Keogh reports “the wide range of urgent care services available and lack of standardisation of services and labelling results in patient confusion over how to access the right healthcare quickly; this leads to duplication, delay, increased clinical risk and poor patient experience”.
The reasons for the Keogh report therefore were the inconsistent services, care, increasing the risk to patients. The problems identified are substantial. By any definition the issues that the Keogh report is addressing and that the Royal College of GPs are discussing are ones which affect a significant proportion of the care given within the NHS today.
All clinical negligence practitioners will represent clients who have suffered as a result of failures on urgent care, whether GP or hospital based. In many of the conversations with experts there will be references to resources, ever changing systems, poor administrative support and lack of funds. These are all issues which Keogh is keen to review.
So far so good. We can see the link between the problems that exist and the care afforded to clients which can cause harm. It is not the whole answer but it is highly relevant.
Contrast this with the announcement of the MDU recently. Based on figures provided by the NHSLA in its annual report, the increase in clinical negligence claims was deemed to be “astonishing”. It was, apparently fuelled by personal injury firms moving into the field of clinical negligence (and by implication) taking forward claims which would not otherwise have come to the attention of the NHSLA or MDU. The underlying suggestion is that these claims (whether handled well legally or not) are in some way less worthy, not quite right.
How it is that these personal injury firms have managed to miraculously find so many previously hidden claims is not explained.
Yet not within the outrage that clearly exists is there a mention of the problems of the NHS. The Keogh review, the Francis report, and the views of the Royal College of GPs are not mentioned. This increase in claims is, it seems, purely as a result of (presumably) greedy claimant lawyers persuading vulnerable people to take on the NHS.
It is not that claims management companies haven’t at some time provided poor service. It is not that some lawyers take on claims they shouldn’t do or handle ones badly from time to time. However, lawyers don’t make victims of negligence in the NHS. They may handle their claims badly but they do not cause clinical negligence. The NHS is responsible for this.

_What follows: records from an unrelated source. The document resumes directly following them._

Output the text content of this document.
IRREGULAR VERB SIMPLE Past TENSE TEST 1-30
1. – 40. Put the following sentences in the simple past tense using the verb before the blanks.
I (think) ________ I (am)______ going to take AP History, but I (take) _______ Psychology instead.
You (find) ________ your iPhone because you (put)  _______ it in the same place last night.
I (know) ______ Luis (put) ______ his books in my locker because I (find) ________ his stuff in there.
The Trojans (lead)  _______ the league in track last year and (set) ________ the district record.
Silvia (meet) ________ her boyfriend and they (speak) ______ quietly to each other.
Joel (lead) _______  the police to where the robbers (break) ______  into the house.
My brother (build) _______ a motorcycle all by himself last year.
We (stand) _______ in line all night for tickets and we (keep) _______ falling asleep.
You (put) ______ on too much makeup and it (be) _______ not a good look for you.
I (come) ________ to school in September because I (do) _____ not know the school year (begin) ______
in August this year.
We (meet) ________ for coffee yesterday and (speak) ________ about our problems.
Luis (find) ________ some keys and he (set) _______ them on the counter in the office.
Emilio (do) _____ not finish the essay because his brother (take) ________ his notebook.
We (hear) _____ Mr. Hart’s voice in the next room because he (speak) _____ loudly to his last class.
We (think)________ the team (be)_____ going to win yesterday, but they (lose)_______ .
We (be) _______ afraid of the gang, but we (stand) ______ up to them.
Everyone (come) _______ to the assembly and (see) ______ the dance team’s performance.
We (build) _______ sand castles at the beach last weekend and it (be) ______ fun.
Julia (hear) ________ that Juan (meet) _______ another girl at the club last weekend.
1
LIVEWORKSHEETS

The MDU is a defendant organisation and no one would expect or want them to shred the reputation of their members or the NHS. But just occasionally and particularly in light of Keogh and Francis before, a bit of balance, a modicum of perspective wouldn’t go amiss. We are all on the same side in promoting safer and better patient care. Like it or not claimants are part of the discussion. It is so much easier to discuss issues when we do not close our eyes to the reality faced by the patients.